Basaria dalam Hipotesis Sapir – Whorf Pada Umpasa Bahasa Batak Toba, budaya dan
perilaku orang Batak dapat dilihat pada ungkapan dan bahasanya. Bahasa dalam ungkapan
biasanya dipergunakan dalam situasi-komunikasi yang dipandang sakral dan sangat resmi dalam
pertemuan-pertemuan orang Batak yang diturun-temurunkan dari satu generasi ke generasi
berikutnya. Jadi ungkapan tersebut mengekspresikan perilaku dan nilai nilai yang telah lama ada
pada orang Batak dan sampai saat ini masih terus hidup.

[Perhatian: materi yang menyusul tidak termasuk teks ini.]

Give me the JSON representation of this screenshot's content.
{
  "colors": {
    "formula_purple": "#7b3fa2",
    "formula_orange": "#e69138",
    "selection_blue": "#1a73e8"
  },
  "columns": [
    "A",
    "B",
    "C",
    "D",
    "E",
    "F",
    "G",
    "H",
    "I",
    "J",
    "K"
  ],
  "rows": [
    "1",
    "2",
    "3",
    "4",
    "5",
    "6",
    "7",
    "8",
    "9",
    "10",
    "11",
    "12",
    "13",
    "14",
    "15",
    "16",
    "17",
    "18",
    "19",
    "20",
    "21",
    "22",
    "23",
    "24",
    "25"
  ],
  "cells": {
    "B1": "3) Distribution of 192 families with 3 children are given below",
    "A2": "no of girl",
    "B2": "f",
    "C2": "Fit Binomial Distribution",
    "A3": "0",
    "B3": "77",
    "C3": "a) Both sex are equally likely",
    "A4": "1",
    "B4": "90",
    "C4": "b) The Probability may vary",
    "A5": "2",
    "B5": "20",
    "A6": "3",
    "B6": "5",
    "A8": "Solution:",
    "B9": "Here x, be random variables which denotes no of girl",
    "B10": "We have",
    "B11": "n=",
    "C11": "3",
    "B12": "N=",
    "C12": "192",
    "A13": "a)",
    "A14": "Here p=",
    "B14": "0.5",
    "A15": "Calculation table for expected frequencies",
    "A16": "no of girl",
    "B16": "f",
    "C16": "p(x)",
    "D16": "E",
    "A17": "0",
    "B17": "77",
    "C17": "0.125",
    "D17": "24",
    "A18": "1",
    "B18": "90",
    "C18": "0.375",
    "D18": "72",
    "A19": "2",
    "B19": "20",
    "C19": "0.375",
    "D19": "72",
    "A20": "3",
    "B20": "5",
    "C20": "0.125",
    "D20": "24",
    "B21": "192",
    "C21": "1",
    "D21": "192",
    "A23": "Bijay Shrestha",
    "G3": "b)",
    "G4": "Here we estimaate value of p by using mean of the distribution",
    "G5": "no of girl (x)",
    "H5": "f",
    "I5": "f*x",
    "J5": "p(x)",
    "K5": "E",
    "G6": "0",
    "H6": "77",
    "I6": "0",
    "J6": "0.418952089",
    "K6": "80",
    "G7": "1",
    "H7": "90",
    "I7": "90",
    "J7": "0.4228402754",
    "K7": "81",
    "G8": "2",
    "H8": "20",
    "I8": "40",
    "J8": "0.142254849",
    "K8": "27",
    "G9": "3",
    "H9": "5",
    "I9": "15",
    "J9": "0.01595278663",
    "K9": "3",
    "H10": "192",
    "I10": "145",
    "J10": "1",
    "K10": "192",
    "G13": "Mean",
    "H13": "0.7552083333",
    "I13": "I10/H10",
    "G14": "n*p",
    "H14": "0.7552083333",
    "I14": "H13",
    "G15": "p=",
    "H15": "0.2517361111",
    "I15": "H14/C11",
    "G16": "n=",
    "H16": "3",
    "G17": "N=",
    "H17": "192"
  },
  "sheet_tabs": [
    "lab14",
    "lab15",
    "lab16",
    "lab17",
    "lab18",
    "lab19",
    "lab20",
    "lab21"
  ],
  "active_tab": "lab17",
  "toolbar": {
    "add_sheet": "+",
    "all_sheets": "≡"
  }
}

Orang Batak sangat menghargai nilainilai budaya/adat yang terdapat dalam berbagai ungkapan yang diturunkan oleh orang tuanya
(yang dipandangnya sebagai orang yang pantùn dalam masyarakatnya. Jadi kajian ini
membuktikan kebenaran HSW dalam bahasa Batak Toba. Bahasa Batak Toba mengekspresikan
budaya dan perilaku orang Batak sebaliknya perilaku dan Budaya orang Batak dapat
diekspresikan melalui ungkapan bahasa Batak Toba.